If you’re interested in working with data and consider yourself capable of doing useful things with large amounts of it, then you should come work for us. Maybe you’ll be the one showing off the Best of 2011 data next year!

Comments

  1. Tecfan
    16 December, 17:12

    Woo! I love the balloons! the personal version gives you a really good image of my listening habits the past year I think

    Tecfan – 16 December, 17:12
  2. Klaas Bosteels
    16 December, 17:28

    @Tecfan: Glad you like it, thanks!

    Klaas Bosteels – 16 December, 17:28
  3. Amir
    16 December, 17:51

    Homo mainstream music, as always…

    Amir – 16 December, 17:51
  4. Greg Golebiewski
    16 December, 18:20

    Fascinating, especially the month-by-month graph. It shows that even such big stars like Alicia Keys or Massive Attack can be “temporary” successes.

    Greg Golebiewski – 16 December, 18:20
  5. Wonka
    16 December, 18:24

    Thanks for this chart. I’m on last.fm for the first year and I got many bands to listen out of this chart. Looking forward to 2011 one :)

    Wonka – 16 December, 18:24
  6. Anahkiasen
    17 December, 16:05

    As of every year, I’ll judge my good taste in music by how few artists I have in common with that top.

    Seriously guys, Kesha. SRSLY U GUYZ.

    Anahkiasen – 17 December, 16:05
  7. Venkat
    18 December, 03:35

    Interesting viz.

    Venkat – 18 December, 03:35
  8. Moi
    4 January, 04:10

    From your twitter:

    ‘We’re having a problem displaying recent scrobbles, but they aren’t lost. You can see them all at http://www.last.fm/user/_/tracks’

    This is wrong. When I go to my tracks page, all I can see is one track from the CD I started listening to an hour ago, and nothing else. The scrobbles are in the app, but are not appearing on the tracks page.

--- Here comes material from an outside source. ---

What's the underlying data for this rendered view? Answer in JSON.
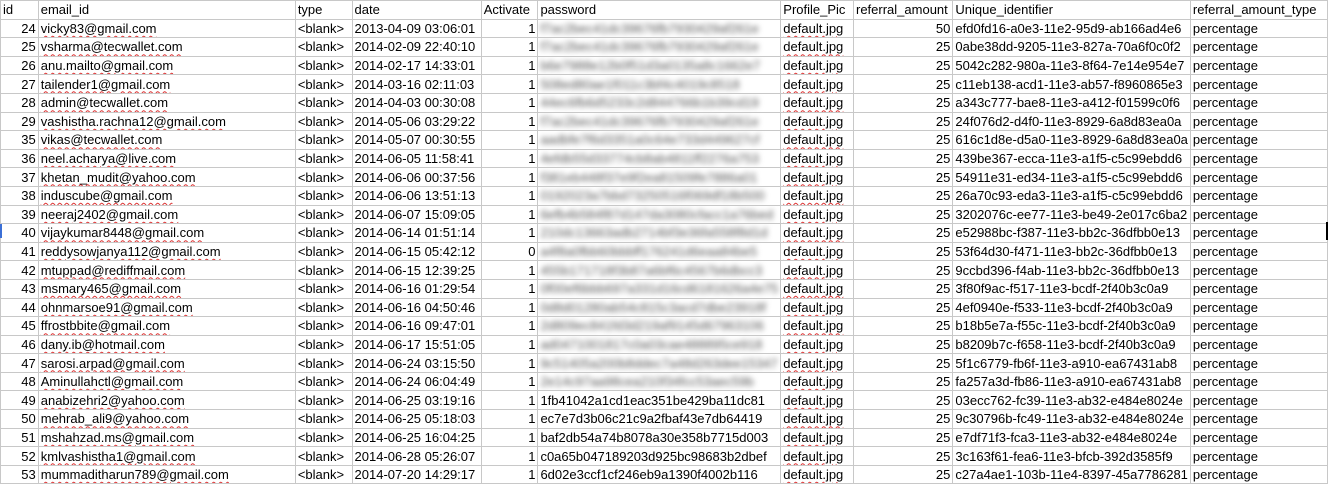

    Moi – 4 January, 04:10
  9. one pissed off mama
    9 January, 18:16

    Looks like last.fm is trying to make a shark-jump. Not only have they done away with tech support, but today I visited only to be greeted with a giant TV ad covering my ENTIRE PROFILE PAGE, including a bandwidth-hogging flash movie. And I’m still angry about the time I wasted creating driving traffic to the trainwreck known as MySpace! Maybe this is not the blog to vent my anger, but damn. I used to love this site and uploaded whole tracks from bunches of albums… now it looks like as with MySpace, the artist is nothing but fodder for greedy, clueless, obnoxious-as-hell corporate overlords.

    one pissed off mama – 9 January, 18:16
  10. scrobmypod
    11 January, 10:12

    This as unlikely to get read by a staff member as it would be in the support forums, but here goes:

    Please fix iPod scrobbling! There are a lot of people upset that it’s not working, without any kind of response or legitimate fix from the staff!

    scrobmypod – 11 January, 10:12
  11. r a c i b o
    17 January, 20:16

    and I’m glad that I have nothing in my from the best charts.

    r a c i b o – 17 January, 20:16
  12. idurrson
    20 January, 17:37

    Having problems obtaining the file, server taking too long (500).

    Anyone else getting this, or if you have it can you upload it for me please :-)

    …C’mon, upload it for me… for the sake of us having at least one shared artist together we’re practically mates ;-)

    idurrson – 20 January, 17:37
  13. Seventy9TA6pt6
    20 January, 18:38

    lastfm
    We know some of you are experiencing problems with the service at the moment; we’re working on fixing it right now.
    half a minute ago via Tweetie for Mac

    Seventy9TA6pt6 – 20 January, 18:38
  14. Ayetho
    21 January, 08:51

    So I’ve not been able to access the site for at least 16 hours now. If there’s a major problem maybe you could give us some information? It’s not like you don’t have a blog or something. You don’t have to use it exclusively for advertising yourself in every single post.